Another point that often crops up, and one that was considered by the Younger committee, is the question of control over private investigators. The committee recommended the introduction of controls to exclude those who on account of their known character were not fit and proper persons to be private investigators. The Younger committee did not think it practicable to prescribe standards of competence or conduct for private investigators. My right hon. Friend the Home Secretary recently announced his conclusion that the case for statutory controls over the private security industry had not been made out and that it is preferable to support and encourage self-regulation within the industry. Discussions will now take place with the private security industry, including representatives of private investigators, on how that support and encouragement can best be given.

I again turn to the question of the police, which has already featured in the debate. Chief officers of police are well aware of the sensitivity of much of the information handled by them in fulfilling their role in the maintenance of law and order and the detection and prevention of crime. Such information should be collected only if it is relevant to those objectives. The use of computer and other technological aids, while facilitating the work of the service and enabling it to use scarce resources more effectively, does not reduce its awareness of the need for sensitivity. Safeguarding the individual against the risks of violation of privacy due to mishandling of police information has traditionally been of great concern to chief officers, and the means of minimising those risks are kept constantly under review, both locally and nationally.

Finally, I turn to the question of breach of confidence. The law relating to breach of confidence was discussed by the Younger committee, and it was referred to the English and Scottish Law Commissions.

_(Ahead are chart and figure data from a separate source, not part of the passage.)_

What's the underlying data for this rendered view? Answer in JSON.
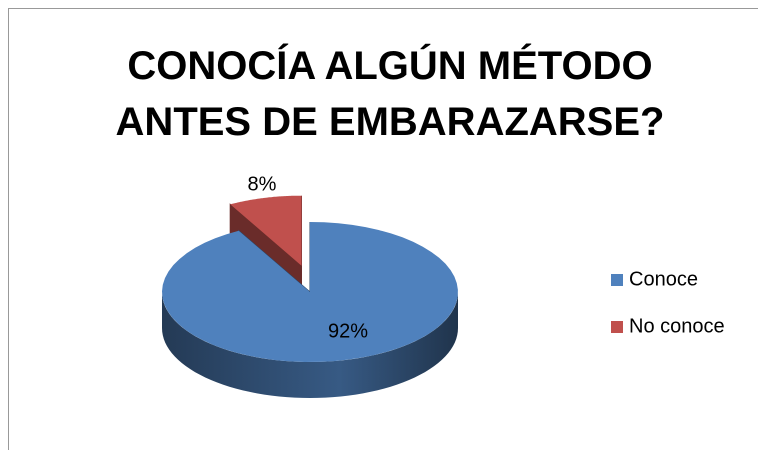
{
  "chart_data": {
    "type": "pie3d",
    "title": "CONOCÍA ALGÚN MÉTODO ANTES DE EMBARAZARSE?",
    "categories": [
      "Conoce",
      "No conoce"
    ],
    "values": [
      92,
      8
    ],
    "value_labels": [
      "92%",
      "8%"
    ],
    "colors": [
      "#4f81bd",
      "#c0504d"
    ],
    "legend": "right"
  }
}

I understand that the report of the Law Commission for England and Wales is expected in the course of the first half of next year and that the Scottish report is expected later.

During my remarks, I have tried to pick up the hon. Gentleman's observations. I have given necessarily brief and quick answers to the points that he has made. I have also tried to say something about the way in which things have developed since the Younger committee report. A major question is that of data protection, but, as I have indicated, that is something which clearly lies within the realms of possible future legislation, and I shall not embark on it now.

I wish both you, Mr. Deputy Speaker, and the hon. Member for Battersea, South a very happy Christmas.